At the same time the Qld Government announced the Building Industry Fairness Reforms Implementation and Evaluation Panel to assess the implementation of the BIF Act, in particular an assessment of the success or otherwise of project bank accounts in the government sector. A discussion paper will also be released for industry consultation in the coming weeks.
These announcements, whilst they may have no connection, come at the same time as the release of the Federal Government’s “Murray Review” into Security of Payment laws in Australia with a view to recommending a best practice model for payment legislation across the nation.
Since the start of security of payment laws in NSW in 1999 a mixture of legislation was introduced around the country. Over time the State laws have diverged more as States have made different attempts to cover issues considered to address perceived faults or improve the legislation.
The the key findings are:-
Many of the State regimes are unduly complex.
The appointment of adjudicators should be regulated.
Unfair contract terms and intimidation / retribution are still a problem
Late payment is still a major issue.
Some of the recommendations are:
Residential contracts should be included;
Payment Claims should be “endorsed” (My 2 cents: I don’t agree with this recommendation. Qld is about to drop this requirement, in my opinion, quite correctly. “Endorsing” a payment claim can signal that a dispute may be about to happen. Some contractors (even the biggest) have been known to coerce subcontractors into not “endorsing” payment claims. In my opinion, the payment claim / payment schedule process merely formalises the long-standing payment practice of invoice / claim > negotiation > payment, together with a time frame that reflects reasonable commercial business terms, in Queensland about 30 days from invoice to payment. The industry must be encouraged to adopt this process as “business as usual”, not as a precursor to a possible dispute. Not endorsing payment claims should also lead to better quality subcontractors claims, a big bonus for builders who spend a lot of time deciphering poor invoices),
The adjudication process should be rapid, but respondent’s should be able to apply for extensions of time to respond if the issues are complex. (My 2 cents - I’m a bit wary of this idea. It opens another door for tactical delay and does not encourage clients and contractors to be on top of their contract management. If contractors are up to date with instructions, variations and programming / extensions of time, they should be able to respond to a claim quickly and accurately. In my experience a lot of claims occur because contract management is delayed, sloppy or not maintained at all. Clients and contractors must learn to manage contracts properly and suffer the consequences if they don’t. If late payment is an issue this recommendation should not proceed).
The parties should be able to “agree” on an adjudicator. (My 2 cents - Another opening for agitating more dispute and delay.

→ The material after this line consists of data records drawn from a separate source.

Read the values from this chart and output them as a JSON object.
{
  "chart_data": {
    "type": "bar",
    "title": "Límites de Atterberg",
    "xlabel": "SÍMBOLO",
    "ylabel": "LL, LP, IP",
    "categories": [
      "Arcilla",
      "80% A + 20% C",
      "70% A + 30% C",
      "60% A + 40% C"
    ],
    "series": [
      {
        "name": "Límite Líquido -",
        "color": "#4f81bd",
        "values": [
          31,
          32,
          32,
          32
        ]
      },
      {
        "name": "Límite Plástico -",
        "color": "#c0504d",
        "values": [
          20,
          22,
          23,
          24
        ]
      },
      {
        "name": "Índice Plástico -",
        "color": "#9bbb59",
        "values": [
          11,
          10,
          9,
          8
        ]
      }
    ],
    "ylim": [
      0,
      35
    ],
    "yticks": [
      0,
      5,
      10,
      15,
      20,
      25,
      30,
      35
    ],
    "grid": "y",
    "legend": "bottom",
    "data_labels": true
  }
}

It will almost certainly lead to adjudicators ‘touting” for business on both sides of the ledger and parties ranking adjudicators for the best potential outcome. There does not seem to be any good reason for this idea, only bad outcomes. The system of nomination works perfectly well. If late payment is an issue this recommendation should not proceed).
Parties may be able to seek a review in some circumstances. (My 2 cents - This is another door for more delay and more expense resolving a payment dispute. The Courts are available to review aspects adjudication decisions relating to procedural fairness and other matters, and respondents can resolve contractual disputes through their contract or through the Courts. That is sufficient. We all need to keep in mind that adjudication of payment disputes is an interim measure to keep cash flowing. If parties rely on it to help resolve contractual disputes that is a good thing, since many adjudicators are experienced contract managers, but that is not a formal part of the process. If late payment is an issue this recommendation should not proceed).
Claimant’s moneys should be secured in cascading statutory trusts (similar to the Queensland “Project Bank Accounts” legislation. (My 2 cents - I was originally very reserved about this since I felt the extra administration would be a burden. However every subcontractor and supplier loves the idea. My feeling is, that with the technology available today the admin. burden should not be a big issue. Contractors, of course, will not be able to cross-fund projects from cash flow. We will almost certainly see some innovative funding solutions coming from the banks. It may also raise the question of "opening deposits" from clients, similar to residential contracts. Builders and subcontractors, however, will have to be diligent about maintaining contractual entitlement to payment, since it will become critical, not just a matter for negotiation. I also foresee more killer contracts clauses, as payers (clients, contractors and subcontractors) attempt to tighten up on entitlement provisions).
Supporting statements (stat declarations that all payments have been made) should be an essential precondition to payment. (My 2 cents - This will put more pressure on subcontractors to ensure they pay their employees and contractors; a very good thing).